The Wood–Ljungdahl pathway is a set of biochemical reactions used by some bacteria. It is also known as the reductive acetyl-coenzyme A (Acetyl-CoA) pathway.[1] This pathway enables these organisms to use hydrogen as an electron donor, and carbon dioxide as an electron acceptor and as a building block for biosynthesis.

In this pathway carbon dioxide is reduced to carbon monoxide and formic acid or directly into a formyl group, the formyl group is reduced to a methyl group and then combined with the carbon monoxide and Coenzyme A to produce acetyl-CoA. Two specific enzymes participate on the carbon monoxide side of the pathway: CO Dehydrogenase and acetyl-CoA synthase. The former catalyzes the reduction of the CO2 and the latter combines the resulting CO with a methyl group to give acetyl-CoA.[1][2]

Some anaerobic bacteria use the Wood–Ljungdahl pathway in reverse to break down acetate. For example, Sulfate reducing bacteria oxidize acetate completely to CO2 and H2 coupled with the reduction of sulfate to sulfide.[3] When operating in the reverse direction, the acetyl-CoA synthase is sometimes called acetyl-CoA decarbonylase.

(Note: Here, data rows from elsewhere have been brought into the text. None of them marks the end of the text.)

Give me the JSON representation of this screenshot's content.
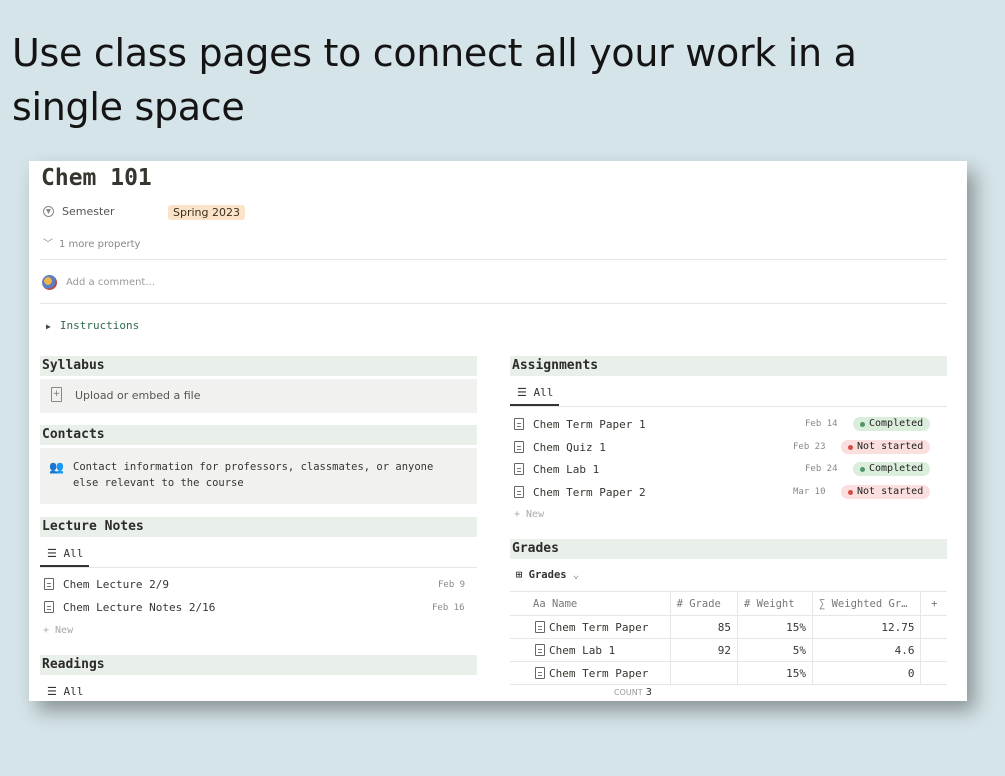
{
  "headline": "Use class pages to connect all your work in a single space",
  "page": {
    "title": "Chem 101",
    "property_label": "Semester",
    "semester_value": "Spring 2023",
    "more_property": "1 more property",
    "comment_placeholder": "Add a comment...",
    "instructions": "Instructions"
  },
  "syllabus": {
    "title": "Syllabus",
    "upload_text": "Upload or embed a file"
  },
  "contacts": {
    "title": "Contacts",
    "emoji": "👥",
    "text_line1": "Contact information for professors, classmates, or anyone",
    "text_line2": "else relevant to the course"
  },
  "lecture_notes": {
    "title": "Lecture Notes",
    "view": "All",
    "items": [
      {
        "name": "Chem Lecture 2/9",
        "date": "Feb 9"
      },
      {
        "name": "Chem Lecture Notes 2/16",
        "date": "Feb 16"
      }
    ],
    "new_label": "+ New"
  },
  "readings": {
    "title": "Readings",
    "view": "All"
  },
  "assignments": {
    "title": "Assignments",
    "view": "All",
    "items": [
      {
        "name": "Chem Term Paper 1",
        "date": "Feb 14",
        "status": "Completed"
      },
      {
        "name": "Chem Quiz 1",
        "date": "Feb 23",
        "status": "Not started"
      },
      {
        "name": "Chem Lab 1",
        "date": "Feb 24",
        "status": "Completed"
      },
      {
        "name": "Chem Term Paper 2",
        "date": "Mar 10",
        "status": "Not started"
      }
    ],
    "new_label": "+ New"
  },
  "grades": {
    "title": "Grades",
    "view": "Grades",
    "columns": [
      "Aa Name",
      "# Grade",
      "# Weight",
      "∑ Weighted Gr…",
      "+"
    ],
    "rows": [
      {
        "name": "Chem Term Paper",
        "grade": "85",
        "weight": "15%",
        "weighted": "12.75"
      },
      {
        "name": "Chem Lab 1",
        "grade": "92",
        "weight": "5%",
        "weighted": "4.6"
      },
      {
        "name": "Chem Term Paper",
        "grade": "",
        "weight": "15%",
        "weighted": "0"
      }
    ],
    "count_label": "COUNT",
    "count_value": "3"
  },
  "colors": {
    "background": "#d5e4e9",
    "section_header": "#e9efe9",
    "completed": "#dbeddb",
    "not_started": "#fbdede",
    "semester_tag": "#fae3c8"
  }
}
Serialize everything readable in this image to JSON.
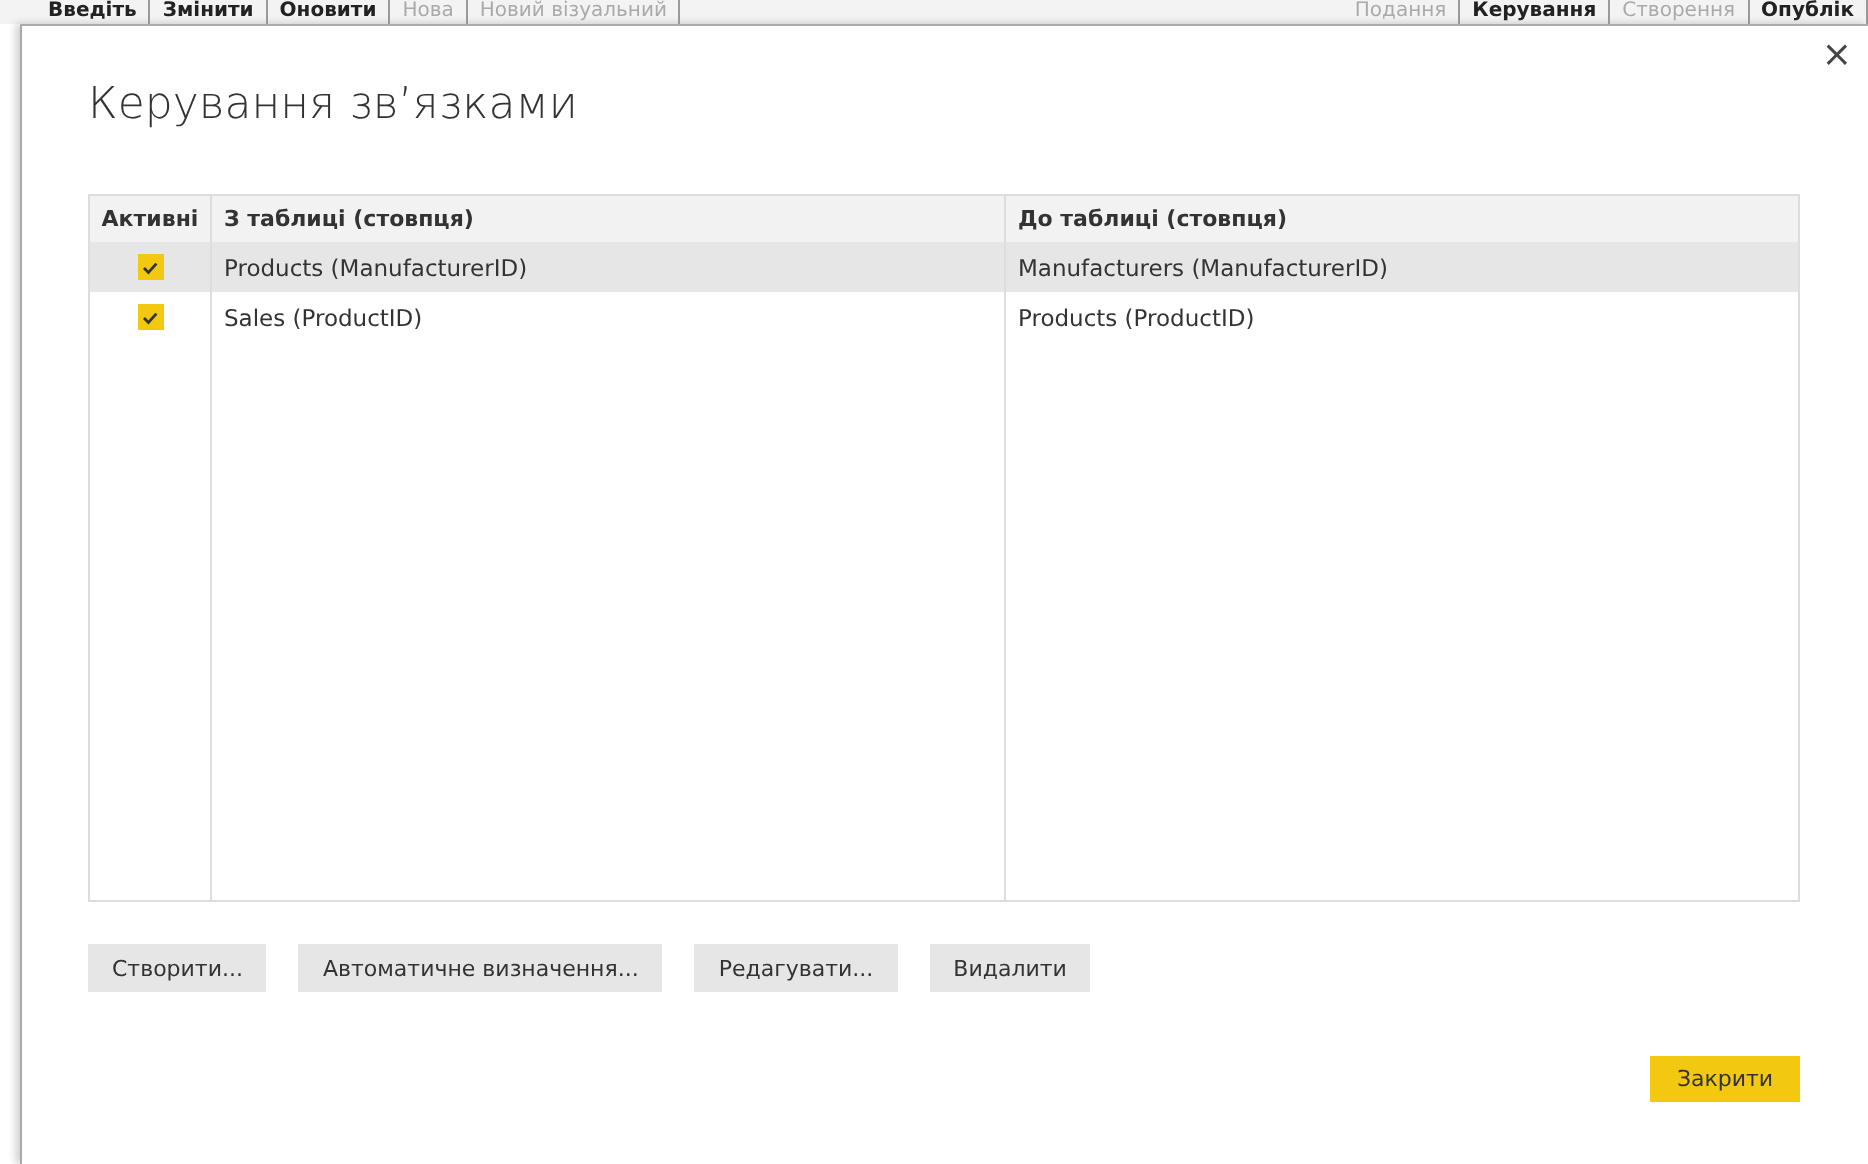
{
  "background_ribbon": {
    "items": [
      {
        "label": "Введіть",
        "disabled": false
      },
      {
        "label": "Змінити",
        "disabled": false
      },
      {
        "label": "Оновити",
        "disabled": false
      },
      {
        "label": "Нова",
        "disabled": true
      },
      {
        "label": "Новий візуальний",
        "disabled": true
      }
    ],
    "right_items": [
      {
        "label": "Подання",
        "disabled": true
      },
      {
        "label": "Керування",
        "disabled": false
      },
      {
        "label": "Створення",
        "disabled": true
      },
      {
        "label": "Опублік",
        "disabled": false
      }
    ]
  },
  "dialog": {
    "title": "Керування зв’язками",
    "close": "×",
    "table": {
      "columns": [
        "Активні",
        "З таблиці (стовпця)",
        "До таблиці (стовпця)"
      ],
      "rows": [
        {
          "active": true,
          "from": "Products (ManufacturerID)",
          "to": "Manufacturers (ManufacturerID)",
          "selected": true
        },
        {
          "active": true,
          "from": "Sales (ProductID)",
          "to": "Products (ProductID)",
          "selected": false
        }
      ]
    },
    "buttons": [
      "Створити...",
      "Автоматичне визначення...",
      "Редагувати...",
      "Видалити"
    ],
    "close_button": "Закрити"
  }
}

Not to be confused with the Wood-Ljungdahl pathway, an evolutionarily related but biochemically distinct pathway named the Wolfe Cycle[4] occurs exclusively in some methanogenic archaea called methanogens.[5] In these anaerobic archaea, the Wolfe Cycle functions as a methanogenesis pathway to reduce CO2 into methane with electron donors such as hydrogen and formate.[6]

Evolution

Relevance to abiogenesis

Main page: Biology:Iron–sulfur world hypothesis

It has been proposed that the reductive acetyl-CoA pathway might have begun at deep sea alkaline hydrothermal vents where metal sulfides and metals catalyze the prebiotic reactions of the reductive acetyl-CoA pathway.[7] Recent experiments have tried to replicate this pathway by attempting to reduce CO2, with very little pyruvate observed using native iron as a reducing agent (<0.03 mM),[8] and even less so under hydrothermal settings with H2 (10 μM).[9] Joseph Moran and colleagues state that "it has been proposed that either the complete or “horseshoe” forms of the rTCA cycle may have once been united with the acetyl CoA pathway in an ancestral, possibly prebiotic, carbon fixation network".[8]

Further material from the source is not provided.